In Hancock Cty. Bd. of Edn. v. Boehm (1921), 102 Ohio St. 292, 302-303, 131 N.E. 812, 815-816, we deferred to the wisdom of the General Assembly in distinguishing between creating a new school district under G.C. 4736 and transferring part of a school district to an adjoining district under G.C. 4692. Accordingly, we gave effect to this distinction.
In State ex rel. Maxwell v. Schneider (1921), 103 Ohio St. 492, 134 N.E. 443, paragraph two of the syllabus, a quo warranto action, we stated:
“When, pursuant to the provisions of Section 4736, General Code, a new school district is created by a county board of education by proceedings in conformity with the requirements of the law, and the members of a board of education of a newly-created district are duly appointed and qualified, and such board duly organized as therein provided, the duties and authority of members of a board of education of a former school district which has been absorbed by the creation of a new district are ipso facto terminated.”
*703We explained:
“The contention that the board of education of the former district is not abolished, but continues in existence, merits but little consideration. The statute to which reference has been made clearly authorizes the appointment of a board of education for the newly-created district. The members of the board of education of a district abolished in the creation of a new district have no further duties to perform, and that statute clearly contemplates that such boards shall cease to function. It follows without any specific provision of the statute that the creation of the board of education for a newly-created district, the acceptance and qualification of the members duly appointed thereto, and the organization thereof, as provided by law, ipso facto terminate the authority in such new district of the board of education of each district which has been wholly absorbed in the creation of the new district.” Id., 103 Ohio St. at 499-500, 134 N.E. at 445.
Moreover, in 1949 Ohio Atty.Gen.Ops. No. 1070, paragraph one of the syllabus, the Attorney General concluded:
“When a county board of education creates a new local school district pursuant to Section 4831-1 of the General Code [successor to G.C. 4736], the old school district ceases to exist.”
Under the above authority, the three school districts that now comprise the Washington Local School District ceased to exist in 1938, and the Washington Local School District was created.

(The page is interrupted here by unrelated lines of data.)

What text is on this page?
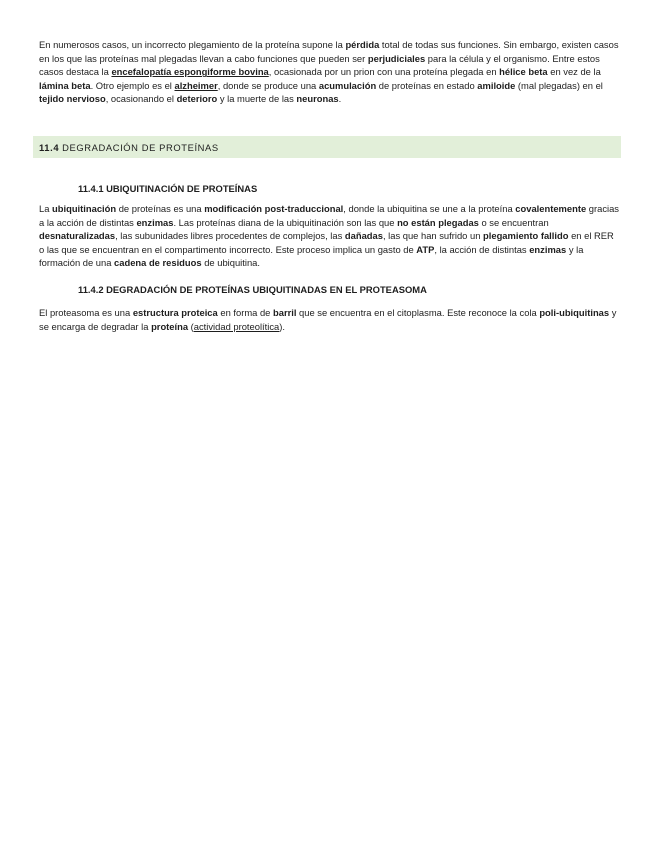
En numerosos casos, un incorrecto plegamiento de la proteína supone la pérdida total de todas sus funciones. Sin embargo, existen casos en los que las proteínas mal plegadas llevan a cabo funciones que pueden ser perjudiciales para la célula y el organismo. Entre estos casos destaca la encefalopatía espongiforme bovina, ocasionada por un prion con una proteína plegada en hélice beta en vez de la lámina beta. Otro ejemplo es el alzheimer, donde se produce una acumulación de proteínas en estado amiloide (mal plegadas) en el tejido nervioso, ocasionando el deterioro y la muerte de las neuronas.

11.4 DEGRADACIÓN DE PROTEÍNAS

11.4.1 UBIQUITINACIÓN DE PROTEÍNAS

La ubiquitinación de proteínas es una modificación post-traduccional, donde la ubiquitina se une a la proteína covalentemente gracias a la acción de distintas enzimas. Las proteínas diana de la ubiquitinación son las que no están plegadas o se encuentran desnaturalizadas, las subunidades libres procedentes de complejos, las dañadas, las que han sufrido un plegamiento fallido en el RER o las que se encuentran en el compartimento incorrecto. Este proceso implica un gasto de ATP, la acción de distintas enzimas y la formación de una cadena de residuos de ubiquitina.

11.4.2 DEGRADACIÓN DE PROTEÍNAS UBIQUITINADAS EN EL PROTEASOMA

El proteasoma es una estructura proteica en forma de barril que se encuentra en el citoplasma. Este reconoce la cola poli-ubiquitinas y se encarga de degradar la proteína (actividad proteolítica).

Thus, the Washington Local School District did not exist in the base years for the mandatory minimum inside millage, and the budget commission may not certify guaranteed millage to it. Of course, Washington Local may still receive inside millage under R.C. 5705.04; however, this millage will not be guaranteed.
Accordingly, we affirm the decision of the BTA because Washington Local did not exist in the base years of the mandatory minimum millage. Consequently, R.C. 5705.31(D) does not guarantee any millage to it.
Decision affirmed.
Moyer, C.J., Douglas, Resnick, F.E. Sweeney and Cook, JJ., concur. Wright and Pfeifer, JJ., dissent.